In and around Los Alamos County, local economies are particularly dependent on federal largess. However, in recent years, this largess has been skewing toward the most highly paid Lab managers.

In this context, consider this brief history:

In 2005, after the DOE had decided to end its sixty year-long UC/LANL connection, it issued a Request for Proposal to an eager group of would-be new contractors. Among these, M. Anastasio led a team of entrepreneurs backed by the well-heeled Bechtel in creating a successful bid for the new LANL contract. No neophyte he, for several years prior to that time Anastasio had been the Director of Lawrence Livermore National Laboratory (LLNL).

Although partly selected by DOE for its promise to bring a new efficient management style to LANL, LANS-LLC is still a for-profit management group. It is not surprising then, that in the first year of the new contract at LANL (2006-2007), the new LANL Director took home a salary plus bonus of $1.25 million.
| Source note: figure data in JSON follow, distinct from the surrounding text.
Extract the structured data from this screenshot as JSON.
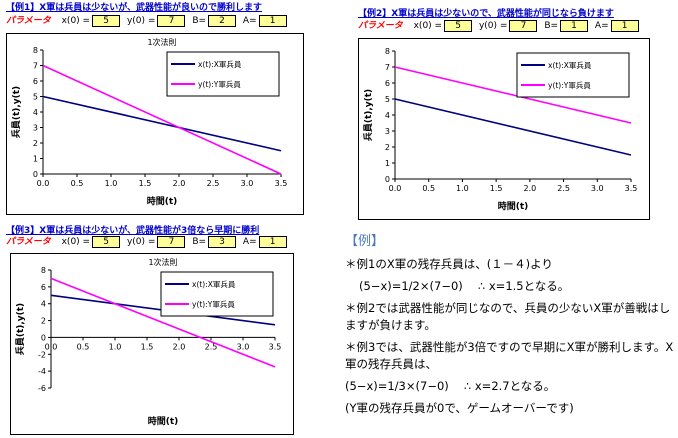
{
  "examples": [
    {
      "header": "【例1】X軍は兵員は少ないが、武器性能が良いので勝利します",
      "params_label": "パラメータ",
      "params": [
        {
          "key": "x(0) =",
          "value": "5"
        },
        {
          "key": "y(0) =",
          "value": "7"
        },
        {
          "key": "B=",
          "value": "2"
        },
        {
          "key": "A=",
          "value": "1"
        }
      ]
    },
    {
      "header": "【例2】X軍は兵員は少ないので、武器性能が同じなら負けます",
      "params_label": "パラメータ",
      "params": [
        {
          "key": "x(0) =",
          "value": "5"
        },
        {
          "key": "y(0) =",
          "value": "7"
        },
        {
          "key": "B=",
          "value": "1"
        },
        {
          "key": "A=",
          "value": "1"
        }
      ]
    },
    {
      "header": "【例3】X軍は兵員は少ないが、武器性能が3倍なら早期に勝利",
      "params_label": "パラメータ",
      "params": [
        {
          "key": "x(0) =",
          "value": "5"
        },
        {
          "key": "y(0) =",
          "value": "7"
        },
        {
          "key": "B=",
          "value": "3"
        },
        {
          "key": "A=",
          "value": "1"
        }
      ]
    }
  ],
  "colors": {
    "x_series": "#000080",
    "y_series": "#ff00ff"
  },
  "chart_data": [
    {
      "type": "line",
      "title": "1次法則",
      "xlabel": "時間(t)",
      "ylabel": "兵員(t),y(t)",
      "xlim": [
        0,
        3.5
      ],
      "ylim": [
        0,
        8
      ],
      "xticks": [
        "0.0",
        "0.5",
        "1.0",
        "1.5",
        "2.0",
        "2.5",
        "3.0",
        "3.5"
      ],
      "yticks": [
        "0",
        "1",
        "2",
        "3",
        "4",
        "5",
        "6",
        "7",
        "8"
      ],
      "legend_position": "top-right",
      "series": [
        {
          "name": "x(t):X軍兵員",
          "x": [
            0,
            3.5
          ],
          "y": [
            5,
            1.5
          ]
        },
        {
          "name": "y(t):Y軍兵員",
          "x": [
            0,
            3.5
          ],
          "y": [
            7,
            0
          ]
        }
      ]
    },
    {
      "type": "line",
      "title": "",
      "xlabel": "時間(t)",
      "ylabel": "兵員(t),y(t)",
      "xlim": [
        0,
        3.5
      ],
      "ylim": [
        0,
        8
      ],
      "xticks": [
        "0.0",
        "0.5",
        "1.0",
        "1.5",
        "2.0",
        "2.5",
        "3.0",
        "3.5"
      ],
      "yticks": [
        "0",
        "1",
        "2",
        "3",
        "4",
        "5",
        "6",
        "7",
        "8"
      ],
      "legend_position": "top-right",
      "series": [
        {
          "name": "x(t):X軍兵員",
          "x": [
            0,
            3.5
          ],
          "y": [
            5,
            1.5
          ]
        },
        {
          "name": "y(t):Y軍兵員",
          "x": [
            0,
            3.5
          ],
          "y": [
            7,
            3.5
          ]
        }
      ]
    },
    {
      "type": "line",
      "title": "1次法則",
      "xlabel": "時間(t)",
      "ylabel": "兵員(t),y(t)",
      "xlim": [
        0,
        3.5
      ],
      "ylim": [
        -6,
        8
      ],
      "xticks": [
        "0.0",
        "0.5",
        "1.0",
        "1.5",
        "2.0",
        "2.5",
        "3.0",
        "3.5"
      ],
      "yticks": [
        "-6",
        "-4",
        "-2",
        "0",
        "2",
        "4",
        "6",
        "8"
      ],
      "legend_position": "top-right",
      "series": [
        {
          "name": "x(t):X軍兵員",
          "x": [
            0,
            3.5
          ],
          "y": [
            5,
            1.5
          ]
        },
        {
          "name": "y(t):Y軍兵員",
          "x": [
            0,
            3.5
          ],
          "y": [
            7,
            -3.5
          ]
        }
      ]
    }
  ],
  "explanation": {
    "title": "【例】",
    "lines": [
      "＊例1のX軍の残存兵員は、(１－４)より",
      "(5−x)=1/2×(7−0)　 ∴ x=1.5となる。",
      "＊例2では武器性能が同じなので、兵員の少ないX軍が善戦はしますが負けます。",
      "＊例3では、武器性能が3倍ですので早期にX軍が勝利します。X軍の残存兵員は、",
      "(5−x)=1/3×(7−0)　 ∴ x=2.7となる。",
      "(Y軍の残存兵員が0で、ゲームオーバーです)"
    ]
  }
}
This was approximately four times what the previous LANL Director had earned in his last year under the old UC contract.

In fiscal year 2009, LANS-LLC declared a profit from its management of LANL operations of $72 million. Legally, the Limited Liability Copmpany (LLC) is obliged to distribute, each year, all of its profits to its owner-managers.
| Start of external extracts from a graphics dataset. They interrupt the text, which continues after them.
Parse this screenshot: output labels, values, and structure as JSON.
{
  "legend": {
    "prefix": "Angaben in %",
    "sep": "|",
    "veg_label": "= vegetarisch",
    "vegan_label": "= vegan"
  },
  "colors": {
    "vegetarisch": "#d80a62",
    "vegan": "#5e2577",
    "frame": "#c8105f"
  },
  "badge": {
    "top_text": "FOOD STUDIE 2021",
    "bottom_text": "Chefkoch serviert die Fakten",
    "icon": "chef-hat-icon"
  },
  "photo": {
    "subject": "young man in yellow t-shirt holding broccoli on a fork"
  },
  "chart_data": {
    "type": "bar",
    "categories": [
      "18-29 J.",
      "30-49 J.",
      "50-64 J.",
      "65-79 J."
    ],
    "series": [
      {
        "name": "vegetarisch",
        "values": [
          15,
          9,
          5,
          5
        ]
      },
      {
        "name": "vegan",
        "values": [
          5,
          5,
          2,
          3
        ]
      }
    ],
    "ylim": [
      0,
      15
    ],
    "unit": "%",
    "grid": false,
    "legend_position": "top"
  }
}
(As an aside, in a somewhat memorable early 2006 presentation to staff of LANL's X-Division, the then X-Div Head, Paul Hommert, proclaimed that the new contract was being written in such a way as to ensure an increase in the number of managers and, therefore, an increase in the amount of money that many LANL employees could expect to be taking home, in the very near future. Immediately after the start of the new contract, Hommert, who was not a member of the new management team, was moved to a temporary post at UC Headquarters in San Francisco. Today, four years later, the perspicacious Hommert is the new President of Lockheed-Martin's Sandia Corporation, manager of Sandia National Laboratory (SNL), and the new Director of SNL. The previous President of the Sandia Corp. and SNL Director T. Hunter took home ~$1.75 million annually.)

In 2007, a similar process ensued at LLNL. The then LLNL Director, George Miller, led a team of manager entrepreneurs, again backed by Bechtel, calling themselves Lawrence Livermore National Security-LLC, who successfully bid for the new LLNL contract. On October 1, 2007, Miller became the new LLNL Director, under the new LLNS-LLC contract. Presumably, he too enjoyed a greatly increased pay package.

At about the same time, a team of nuclear weapons enthusiasts led by Stephen Younger, backed by Northrop-Grumman, and calling themselves National Security Technologies LLC, succeeded in winning a new contract from DOE for management of the Nevada Test Site (NTS). Younger had earlier been an Associate Laboratory Director at LANL, and was a past Director of the DOD's Defense Threat Reduction Agency.

Thus, the nuclear weapons industry became much more remunerative for its managers, especially its senior managers. However, even some non-management personnel obtained substantial benefits. For example, when the contract changed at LANL from UC to LANS-LLC, in June 0f 2006, DOE gave all LANL employees the opportunity to retire as UC/LANL staff while continuing as new full-time LANS-LLC/LANL employees. Senior staff could draw full UC/LANL pensions, in some cases amounting to nearly 100% of their previous LANL salary, while continuing to collect their regular full-time LANS-LLC/LANL salaries. This was double-dipping with a vengeance.